Il segretario di questo organismo è stato sempre scelto secondo un principio di rotazione tra i vari paesi membri e a questo giro sarebbe toccato all’Italia. Con l’astensione del delegato dell’Ue e con la complicità della Spagna, alla fine si è optato per la conferma del segretario uscente Abdellatiff Ghedira (Tunisia) e per la nomina di due direttori aggiunti: lo spagnolo Jaime Lillo e il turco Mustafa Sepetç.

Badate bene non è una questione di etnia o razza. Lungi da noi. Il problema è di natura politica e culturale.

Da un punto di vista politico c’è da chiedersi perché il nostro alto rappresentante dell’Unione Europea per gli affari esteri Federica Mogherini sia stata così inefficiente nel difendere una scelta abbastanza scontata alla vigilia. Non c’era da fare una forzatura, c’era da difendere un accordo pregresso. Gennaro Sicolo, presidente di Italia Ovicola, commenta così i fatti:

Dopo aver avallato le importazioni di olio tunisino a dazio zero e senza controlli, che hanno danneggiato non poco la nostra produzione ed il nostro mercato, numerose autorevoli fonti ci confermano che Federica Mogherini avrebbe dato il via libera alla riconferma del ticket Ghedira (Tunisia) – Lillo (Spagna) alla guida del Consiglio Oleicolo Internazionale. Pur apprezzando l’impegno ed il lavoro della governance attuale, riteniamo che l’Italia sia assolutamente in grado di esprimere una personalità capace di portare avanti una politica mondiale dell’olio extravergine d’oliva basata sulla qualità e sul rispetto dei produttori e dei consumatori”.

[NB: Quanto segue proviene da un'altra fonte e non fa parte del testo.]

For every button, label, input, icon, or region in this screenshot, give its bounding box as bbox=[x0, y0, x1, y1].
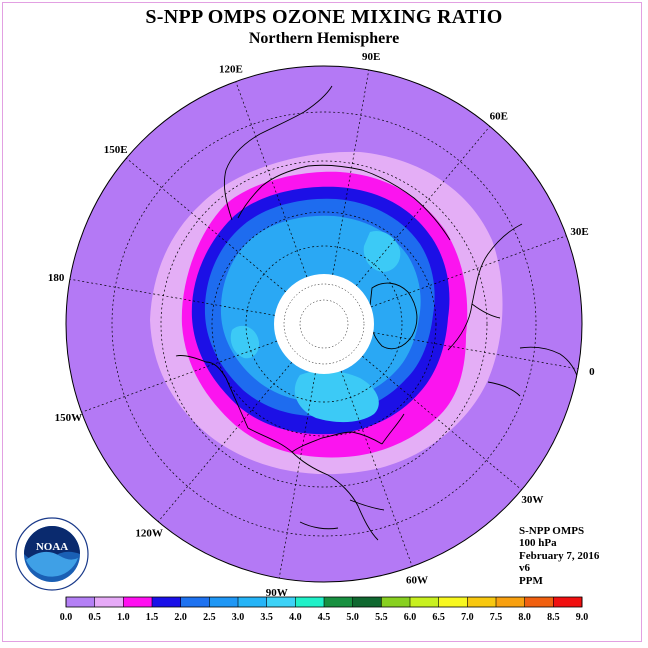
lat-circle-30 bbox=[111, 111, 537, 537]
ozone-contour-cyan-2 bbox=[363, 230, 401, 272]
info-units: PPM bbox=[519, 574, 543, 587]
colorbar-segment bbox=[410, 597, 440, 607]
colorbar-segment bbox=[496, 597, 526, 607]
colorbar-segment bbox=[438, 597, 468, 607]
colorbar-segment bbox=[94, 597, 124, 607]
colorbar-segment bbox=[152, 597, 182, 607]
ozone-contour-cyan-3 bbox=[230, 325, 260, 359]
colorbar-tick-label: 0.0 bbox=[60, 612, 73, 623]
colorbar-tick-label: 2.5 bbox=[203, 612, 216, 623]
meridian-line bbox=[373, 332, 579, 370]
coastline-eurasia bbox=[237, 164, 523, 351]
colorbar-segment bbox=[66, 597, 96, 607]
map-subtitle: Northern Hemisphere bbox=[248, 30, 400, 47]
colorbar-segment bbox=[324, 597, 354, 607]
page-frame bbox=[2, 2, 642, 642]
colorbar-tick-label: 4.0 bbox=[289, 612, 302, 623]
colorbar-tick-label: 5.0 bbox=[346, 612, 359, 623]
meridian-line bbox=[370, 235, 567, 308]
longitude-label: 150W bbox=[55, 412, 83, 424]
meridian-line bbox=[235, 81, 308, 278]
colorbar-tick-label: 8.5 bbox=[547, 612, 560, 623]
coastline-asia-east bbox=[223, 85, 333, 221]
meridian-line bbox=[278, 373, 316, 579]
lat-circle-60 bbox=[211, 211, 437, 437]
longitude-label: 30W bbox=[521, 494, 543, 506]
lat-circle-70 bbox=[245, 245, 403, 403]
noaa-logo: NOAA bbox=[15, 517, 89, 591]
info-date: February 7, 2016 bbox=[519, 549, 600, 562]
meridian-line bbox=[81, 340, 278, 413]
meridian-line bbox=[126, 157, 286, 293]
colorbar-segment bbox=[381, 597, 411, 607]
info-block: S-NPP OMPS 100 hPa February 7, 2016 v6 P… bbox=[519, 525, 599, 587]
longitude-label: 60E bbox=[490, 111, 508, 123]
meridian-line bbox=[332, 69, 370, 275]
colorbar-tick-label: 4.5 bbox=[318, 612, 331, 623]
colorbar-segment bbox=[238, 597, 268, 607]
colorbar-tick-label: 5.5 bbox=[375, 612, 388, 623]
longitude-label: 180 bbox=[48, 272, 65, 284]
colorbar-segment bbox=[295, 597, 325, 607]
colorbar-segment bbox=[266, 597, 296, 607]
meridian-line bbox=[69, 278, 275, 316]
colorbar-tick-label: 0.5 bbox=[88, 612, 101, 623]
colorbar-segment bbox=[524, 597, 554, 607]
ozone-contour-cyan-1 bbox=[294, 370, 379, 423]
meridian-line bbox=[362, 355, 522, 491]
coastline-caribbean bbox=[299, 499, 385, 530]
colorbar-segment bbox=[123, 597, 153, 607]
map-border bbox=[65, 65, 583, 583]
colorbar-tick-label: 7.5 bbox=[490, 612, 503, 623]
meridian-line bbox=[157, 362, 293, 522]
graticule bbox=[111, 111, 537, 537]
colorbar-segment bbox=[352, 597, 382, 607]
colorbar-tick-label: 2.0 bbox=[174, 612, 187, 623]
polar-graticule bbox=[283, 283, 365, 365]
longitude-label: 60W bbox=[406, 575, 428, 587]
lat-circle-45 bbox=[160, 160, 488, 488]
colorbar-tick-label: 3.5 bbox=[260, 612, 273, 623]
colorbar-tick-label: 6.0 bbox=[404, 612, 417, 623]
colorbar-tick-label: 9.0 bbox=[576, 612, 589, 623]
colorbar-tick-label: 6.5 bbox=[432, 612, 445, 623]
info-version: v6 bbox=[519, 562, 530, 575]
coastline-north-america bbox=[175, 355, 405, 541]
meridian-spokes bbox=[69, 69, 579, 579]
meridian-line bbox=[355, 126, 491, 286]
colorbar-segment bbox=[553, 597, 583, 607]
longitude-label: 0 bbox=[589, 366, 595, 378]
polar-night-hole bbox=[274, 274, 374, 374]
map-title: S-NPP OMPS OZONE MIXING RATIO bbox=[145, 6, 503, 28]
longitude-label: 120W bbox=[135, 527, 163, 539]
longitude-label: 90E bbox=[362, 51, 380, 63]
longitude-labels: 90E 60E 30E 0 30W 60W 90W 120W 150W 180 150E 120E bbox=[48, 51, 595, 599]
colorbar-segment bbox=[180, 597, 210, 607]
colorbar-segment bbox=[209, 597, 239, 607]
longitude-label: 120E bbox=[219, 63, 243, 75]
longitude-label: 150E bbox=[104, 144, 128, 156]
info-instrument: S-NPP OMPS bbox=[519, 525, 585, 537]
noaa-logo-text: NOAA bbox=[36, 541, 68, 553]
colorbar-segment bbox=[467, 597, 497, 607]
colorbar-tick-label: 7.0 bbox=[461, 612, 474, 623]
colorbar: 0.0 0.5 1.0 1.5 2.0 2.5 3.0 3.5 4.0 4.5 5.0 5.5 6.0 6… bbox=[60, 596, 589, 623]
colorbar-tick-label: 3.0 bbox=[232, 612, 245, 623]
colorbar-tick-label: 8.0 bbox=[518, 612, 531, 623]
info-pressure: 100 hPa bbox=[519, 537, 557, 550]
colorbar-tick-label: 1.5 bbox=[146, 612, 159, 623]
longitude-label: 30E bbox=[570, 226, 588, 238]
longitude-label: 90W bbox=[266, 587, 288, 599]
colorbar-tick-label: 1.0 bbox=[117, 612, 130, 623]
meridian-line bbox=[340, 370, 413, 567]
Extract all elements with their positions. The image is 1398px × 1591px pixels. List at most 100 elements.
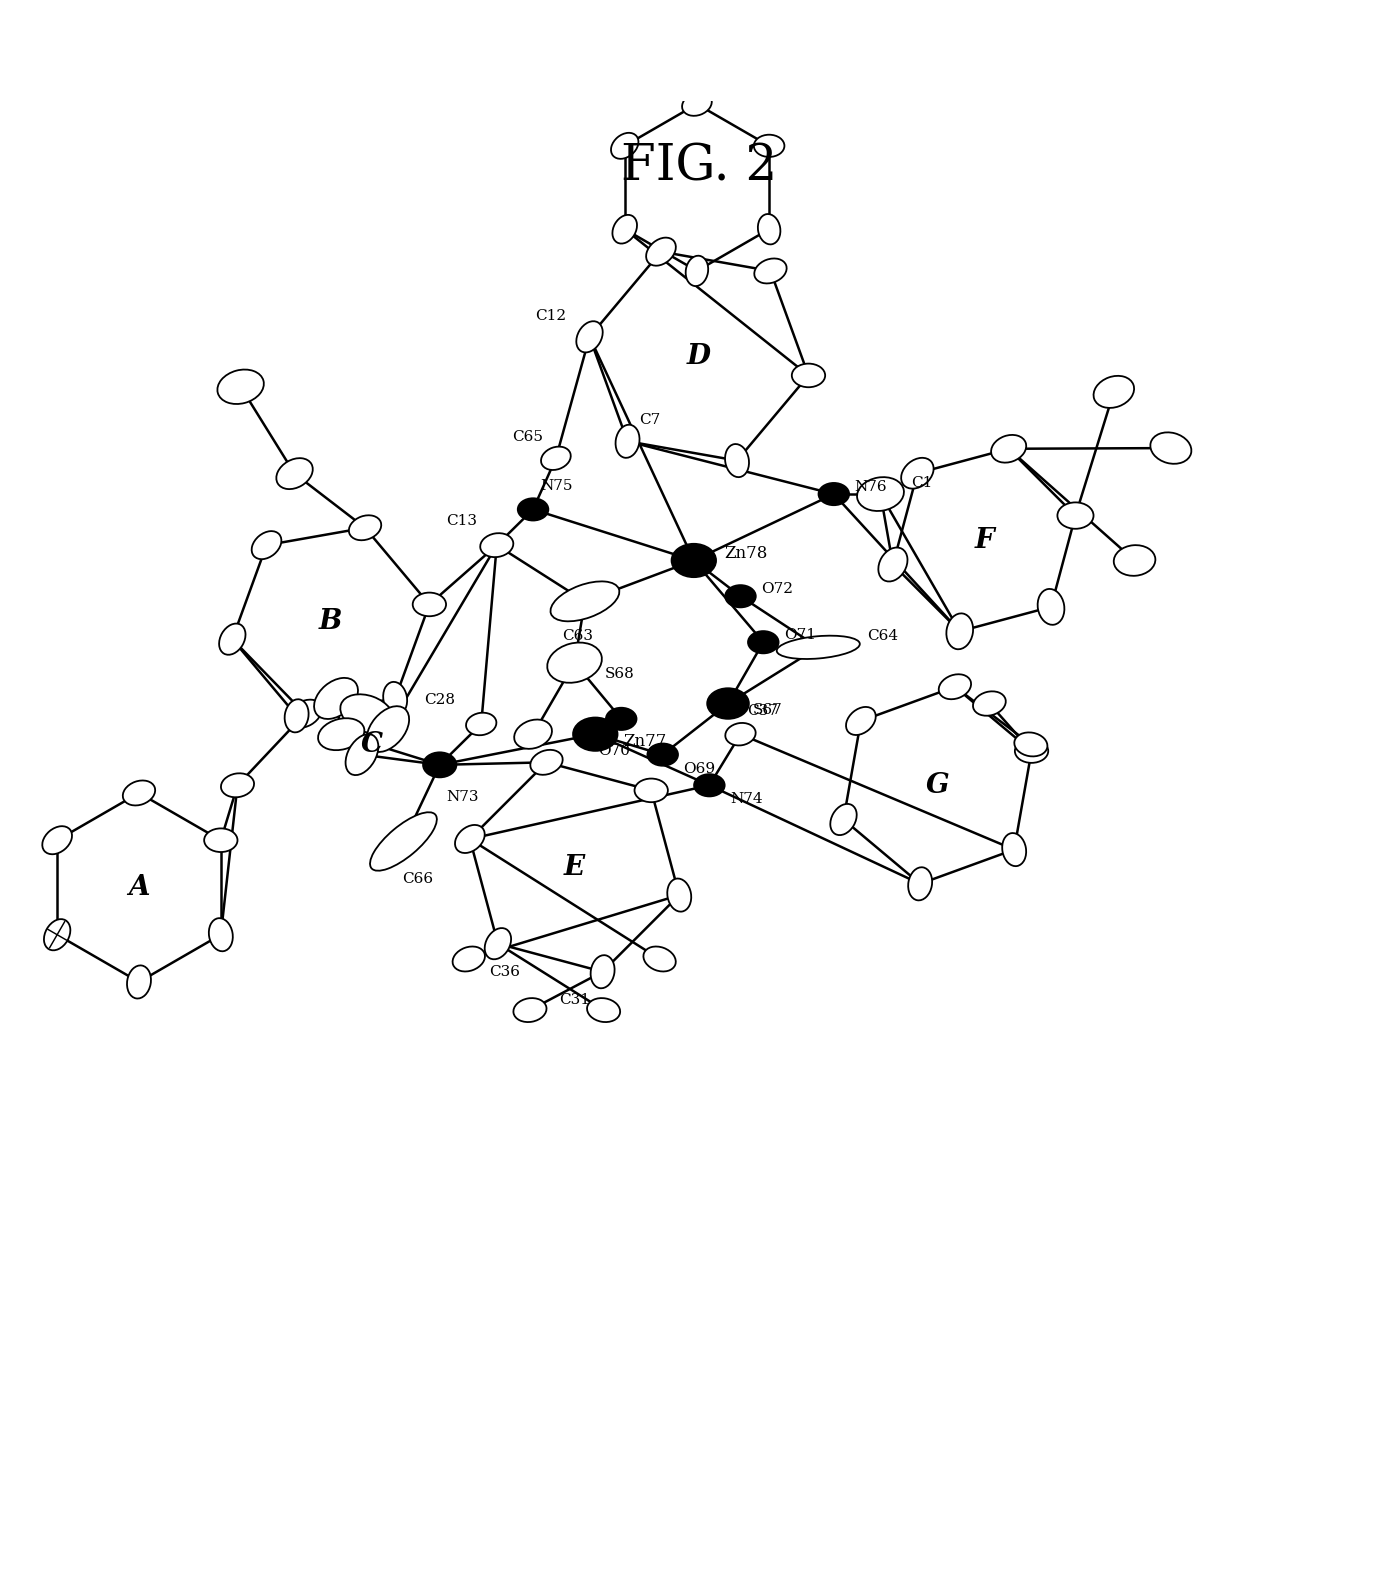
- Ellipse shape: [611, 132, 639, 159]
- Ellipse shape: [682, 92, 712, 116]
- Text: O72: O72: [762, 582, 793, 597]
- Ellipse shape: [777, 636, 860, 659]
- Ellipse shape: [541, 447, 570, 469]
- Ellipse shape: [1002, 834, 1026, 866]
- Ellipse shape: [685, 256, 709, 286]
- Ellipse shape: [277, 458, 313, 488]
- Text: FIG. 2: FIG. 2: [621, 142, 777, 193]
- Ellipse shape: [551, 581, 619, 622]
- Ellipse shape: [204, 829, 238, 853]
- Text: N74: N74: [730, 792, 763, 807]
- Text: O70: O70: [598, 745, 630, 757]
- Ellipse shape: [671, 544, 716, 578]
- Ellipse shape: [424, 753, 456, 778]
- Ellipse shape: [481, 533, 513, 557]
- Ellipse shape: [726, 722, 756, 746]
- Text: C13: C13: [446, 514, 478, 528]
- Text: O71: O71: [784, 628, 816, 643]
- Ellipse shape: [453, 947, 485, 972]
- Ellipse shape: [345, 733, 379, 775]
- Ellipse shape: [726, 585, 756, 608]
- Text: C31: C31: [559, 993, 590, 1007]
- Ellipse shape: [350, 515, 382, 541]
- Text: C66: C66: [401, 872, 433, 886]
- Ellipse shape: [615, 425, 639, 458]
- Ellipse shape: [646, 237, 675, 266]
- Ellipse shape: [830, 803, 857, 835]
- Text: C65: C65: [513, 431, 544, 444]
- Text: N75: N75: [540, 479, 573, 493]
- Text: C37: C37: [748, 703, 779, 718]
- Ellipse shape: [513, 998, 547, 1021]
- Ellipse shape: [127, 966, 151, 999]
- Text: C28: C28: [424, 694, 454, 708]
- Ellipse shape: [991, 434, 1026, 463]
- Ellipse shape: [252, 531, 281, 558]
- Ellipse shape: [123, 781, 155, 805]
- Ellipse shape: [643, 947, 675, 972]
- Ellipse shape: [315, 678, 358, 719]
- Ellipse shape: [454, 826, 485, 853]
- Ellipse shape: [1151, 433, 1191, 465]
- Ellipse shape: [1015, 740, 1048, 762]
- Ellipse shape: [693, 775, 724, 797]
- Ellipse shape: [412, 592, 446, 616]
- Ellipse shape: [288, 700, 322, 727]
- Ellipse shape: [340, 694, 394, 733]
- Ellipse shape: [366, 706, 410, 753]
- Ellipse shape: [221, 773, 254, 797]
- Ellipse shape: [514, 719, 552, 749]
- Ellipse shape: [754, 135, 784, 158]
- Ellipse shape: [755, 258, 787, 283]
- Text: C1: C1: [911, 476, 932, 490]
- Ellipse shape: [819, 484, 849, 506]
- Text: N76: N76: [854, 480, 888, 495]
- Ellipse shape: [573, 718, 618, 751]
- Ellipse shape: [938, 675, 972, 698]
- Text: S67: S67: [754, 703, 783, 718]
- Ellipse shape: [902, 458, 934, 488]
- Ellipse shape: [576, 321, 603, 353]
- Ellipse shape: [605, 708, 636, 730]
- Text: A: A: [129, 873, 150, 901]
- Ellipse shape: [587, 998, 621, 1021]
- Ellipse shape: [208, 918, 233, 951]
- Ellipse shape: [485, 928, 512, 959]
- Ellipse shape: [857, 477, 905, 511]
- Ellipse shape: [517, 498, 548, 520]
- Ellipse shape: [530, 749, 562, 775]
- Ellipse shape: [791, 364, 825, 387]
- Text: C36: C36: [489, 964, 520, 978]
- Ellipse shape: [667, 878, 691, 912]
- Ellipse shape: [1015, 732, 1047, 756]
- Ellipse shape: [590, 955, 615, 988]
- Text: C: C: [361, 730, 383, 757]
- Ellipse shape: [43, 920, 70, 950]
- Ellipse shape: [319, 718, 365, 751]
- Ellipse shape: [285, 700, 309, 732]
- Ellipse shape: [647, 743, 678, 765]
- Ellipse shape: [909, 867, 932, 901]
- Ellipse shape: [726, 444, 749, 477]
- Ellipse shape: [218, 369, 264, 404]
- Ellipse shape: [547, 643, 603, 683]
- Text: E: E: [563, 853, 586, 880]
- Text: B: B: [319, 608, 343, 635]
- Ellipse shape: [1037, 589, 1064, 625]
- Text: C12: C12: [535, 309, 566, 323]
- Ellipse shape: [846, 706, 875, 735]
- Text: Zn77: Zn77: [624, 732, 667, 749]
- Ellipse shape: [1114, 546, 1155, 576]
- Ellipse shape: [466, 713, 496, 735]
- Ellipse shape: [973, 692, 1005, 716]
- Ellipse shape: [383, 683, 407, 714]
- Text: S68: S68: [605, 667, 635, 681]
- Ellipse shape: [758, 215, 780, 245]
- Text: Zn78: Zn78: [724, 546, 768, 562]
- Text: D: D: [686, 342, 712, 369]
- Ellipse shape: [707, 689, 749, 719]
- Ellipse shape: [878, 547, 907, 581]
- Ellipse shape: [1057, 503, 1093, 528]
- Text: C64: C64: [867, 628, 898, 643]
- Ellipse shape: [946, 614, 973, 649]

Da un punto di vista culturale ci spaventa molto il tema della trasparenza, tanto caro a noi italiani e forse meno ad altre nazioni come la Spagna o i paesi del mediterraneo non europei. Trasparenza che è anche sinonimo di qualità e che con l’asse arabo – spagnolo rischierebbe di essere fortemente minata. Il tema dell’olio a basso costo è un tema sul quale le nostre associazioni di categoria sentono il fiato sul collo e il fatto che sia stata fatta una battaglia contro la guida italiana dimostra che il “made in Italy” sia, per i Paesi con la maggior produzione di olio, un serio pericolo. L’abbassamento dei controlli sarebbe per il nostro Paese una vera mazzata, ma il rischio è veramente alto.

Scrive Attilio Barbieri su Libero:

Fra i nostri operatori del settore lo sconforto è massimo: è come aver consegnato le chiavi dell’ oliveto-Italia alla Conferenza Islamica. Con la benedizione colpevole di Spagna e Unione europea.

Da tempo Madrid spinge per allentare i controlli visto che la maggior parte delle 1.600 tonnellate di olio extravergine d’ oliva prodotte in Spagna sono di qualità scadente. L’ oro verde italiano, che si distingue per caratteristiche chimiche ed organolettiche uniche, capace di farne un prodotto eccelso, dà fastidio. Resta il benchmark, il termine di paragone cui rapportare tutti gli altri prodotti.

Un po’ come accade con il Bund tedesco fra i titoli del debito sovrano. Basta alzare la soglia dei difetti e il «meglio» si sparpaglia per tutto il bacino del Mediterraneo

Questo ci preoccupa molto, l’Europa che fa Ponzio Pilato pure.